For formal rules, you should have a look at this typographic cheat sheet – in it you can find everything you’ll need to write a text that won’t put your readers off visually before they even start reading. It includes information on how to write colons, percentages, quotation marks, slashes, and what to do with the ends of lines. We recommend printing out this cheat sheet and putting it up on your bulletin board – it’s sure to come in handy.
For the basic typographic minimum, you should remember that your text shouldn’t contain any “orphans” (i.e. one line at the end of the page) or “widows” (one line on the beginning of the page). A common program like MS Word is able to remedy this. Another common mistake is leaving one-letter words at the end of a line. This can also be remedied in the whole document automatically.
Perhaps the basic thing that we need in typography are fonts. We can use what the word processor offers us automatically, which is, for example, Calibri in Word, but we can also turn to special services that give us many more fonts – Google Fonts, Font Squirrel or Free Fonts Project will offer you an almost endless selection of fonts, which you can use on your webpage or in a document. Generally speaking, every font has a certain degree of trendiness or modernity to it, but it can also be off-putting – don’t be afraid to experiment with fonts. At the same time, remember that it’s suitable in one document to use only compatible font styles (For example, you can use different fonts for your headings and text, but they have to go together).

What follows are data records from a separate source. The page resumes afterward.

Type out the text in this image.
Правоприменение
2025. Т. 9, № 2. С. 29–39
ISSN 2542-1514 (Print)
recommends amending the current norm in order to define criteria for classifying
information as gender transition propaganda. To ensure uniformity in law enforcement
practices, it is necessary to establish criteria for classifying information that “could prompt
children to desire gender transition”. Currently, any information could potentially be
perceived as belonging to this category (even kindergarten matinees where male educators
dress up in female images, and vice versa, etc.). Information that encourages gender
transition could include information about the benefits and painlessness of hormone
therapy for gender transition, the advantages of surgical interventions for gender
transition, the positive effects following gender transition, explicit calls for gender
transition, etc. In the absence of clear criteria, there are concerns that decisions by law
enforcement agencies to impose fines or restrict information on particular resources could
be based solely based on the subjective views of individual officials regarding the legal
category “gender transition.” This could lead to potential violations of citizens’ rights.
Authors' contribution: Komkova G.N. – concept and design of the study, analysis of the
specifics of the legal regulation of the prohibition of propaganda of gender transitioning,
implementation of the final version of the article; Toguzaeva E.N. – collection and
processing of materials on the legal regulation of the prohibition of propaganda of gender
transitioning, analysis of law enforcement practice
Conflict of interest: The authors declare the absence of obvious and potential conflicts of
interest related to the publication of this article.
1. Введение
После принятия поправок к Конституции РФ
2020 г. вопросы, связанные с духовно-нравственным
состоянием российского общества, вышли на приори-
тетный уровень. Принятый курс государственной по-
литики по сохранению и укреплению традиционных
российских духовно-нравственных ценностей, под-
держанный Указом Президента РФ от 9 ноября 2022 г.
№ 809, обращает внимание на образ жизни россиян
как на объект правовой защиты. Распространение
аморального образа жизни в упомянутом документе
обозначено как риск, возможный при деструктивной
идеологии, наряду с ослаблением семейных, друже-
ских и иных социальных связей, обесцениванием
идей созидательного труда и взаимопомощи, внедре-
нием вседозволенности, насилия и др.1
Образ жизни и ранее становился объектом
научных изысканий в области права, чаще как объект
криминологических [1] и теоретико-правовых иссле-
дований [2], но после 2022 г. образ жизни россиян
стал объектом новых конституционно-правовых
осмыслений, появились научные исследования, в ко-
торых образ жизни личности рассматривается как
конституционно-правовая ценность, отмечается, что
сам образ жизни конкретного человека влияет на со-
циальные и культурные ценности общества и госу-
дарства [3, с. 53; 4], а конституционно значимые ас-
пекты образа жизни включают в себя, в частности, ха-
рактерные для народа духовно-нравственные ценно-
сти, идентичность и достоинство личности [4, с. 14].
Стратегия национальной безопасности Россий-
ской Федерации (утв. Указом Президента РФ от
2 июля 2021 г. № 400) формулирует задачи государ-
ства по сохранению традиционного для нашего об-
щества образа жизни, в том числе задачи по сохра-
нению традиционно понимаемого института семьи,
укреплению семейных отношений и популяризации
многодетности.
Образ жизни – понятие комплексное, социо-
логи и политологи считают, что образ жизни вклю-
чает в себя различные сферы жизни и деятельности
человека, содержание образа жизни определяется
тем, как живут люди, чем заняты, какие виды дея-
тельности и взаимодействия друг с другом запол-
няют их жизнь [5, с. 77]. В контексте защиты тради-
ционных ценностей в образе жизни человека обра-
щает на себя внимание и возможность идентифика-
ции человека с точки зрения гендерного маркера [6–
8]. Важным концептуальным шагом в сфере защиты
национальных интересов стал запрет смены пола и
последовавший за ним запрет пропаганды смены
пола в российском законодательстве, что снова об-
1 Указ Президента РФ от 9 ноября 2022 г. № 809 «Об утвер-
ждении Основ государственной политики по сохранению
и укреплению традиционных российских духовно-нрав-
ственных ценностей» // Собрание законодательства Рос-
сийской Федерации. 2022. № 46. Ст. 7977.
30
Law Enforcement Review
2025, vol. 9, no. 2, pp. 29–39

Each font has certain characteristics you can use to select them. The first you’ll be looking at is whether it’s serif (meaning the end strokes are prolonged) or sans-serif (the opposite), and whether it’s proportional (with the majority of fonts – ‘m’ is wider than ‘i’) or a mono-spaced font (e.g. Courier, Courier New). There are also fonts that are purely symbol-based or linked together, forming the impression of cursive writing. If you’re writing in English, you can use the following sentence to see all the letters in the alphabet in a certain font: “The quick brown fox jumps over the lazy dog”. In general, we usually use serif fonts in printed documents and sans serif in digital ones, but it’s not required!
If you want your resulting document to look nice, you’ll probably choose a publishing tool over creating it in a word processor. If you have professional ambitions, you can definitely use Adobe InDesign or the free Scribus, the simple SpringPublisher (free) or MS Publisher (a part of Office), or the affordable and excellent Affinity Publisher.